我有一个Pandas DataFrame,其索引是一系列连续的日期。我试图遍历日期,但是却被抛出KeyError,我知道给定的键存在并且格式正确(Pandas Timestamp)
import pandas as pd
import datetime
## Importing the data from the Sep 2016-August 2018
## Step count & Date features only
features = ['Date','Step count']
data = pd.read_csv('fit_daily_sum_Sep2016_Aug2018.csv', sep=',', usecols=features).set_index('Date')
# To convert data index to datetime
data.index = pd.to_datetime(data.index)
tmp = data.head()
print tmp.index
print 'first key',tmp.index[0]
print type(tmp.index[0])
fkey = pd.Timestamp(2016,9,2)
print 'fkey is',fkey
for x in xrange(0, len(tmp)):
print 'running',fkey+datetime.timedelta(days=x)

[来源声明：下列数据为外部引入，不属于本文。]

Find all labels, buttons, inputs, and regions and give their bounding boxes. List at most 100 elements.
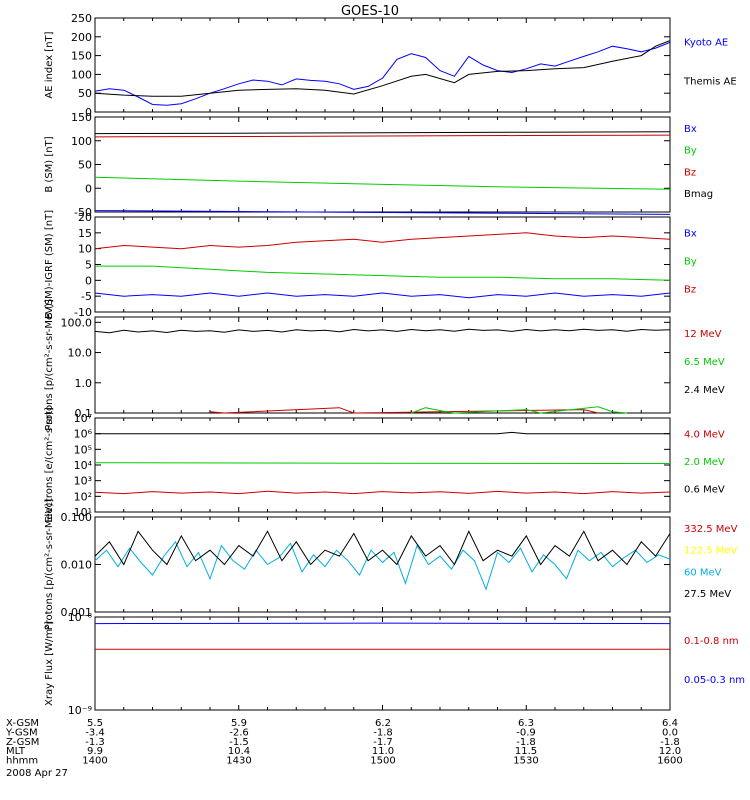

print tmp[fkey+datetime.timedelta(days=x)]
最后一行的第一次迭代将引发KeyError。控制台显示如下(精简)
DatetimeIndex(['2016-09-02', '2016-09-03', '2016-09-04', '2016-09-05',
'2016-09-06'],
dtype='datetime64[ns]', name=u'Date', freq=None)
first key 2016-09-02 00:00:00
<class 'pandas._libs.tslibs.timestamps.Timestamp'>
fkey is 2016-09-02 00:00:00
running 2016-09-02 00:00:00
KeyError: Timestamp('2016-09-02 00:00:00')
在我看来,我正在提供确实存在的精确密钥,但是正在抛出KeyError!我不确定问题出在哪里。任何帮助将不胜感激。
答案 0 :(得分:1)
tmp[fkey+datetime.timedelta(days=x)]
这部分是在查看dataFrame的列标题,而不是索引。
尝试
tmp.loc(fkey+datetime.timedelta(days=x))
或
`tmp['Step count'][fkey+datetime.timedelta(days=x)]
#where 'Step count' is the column name of interest.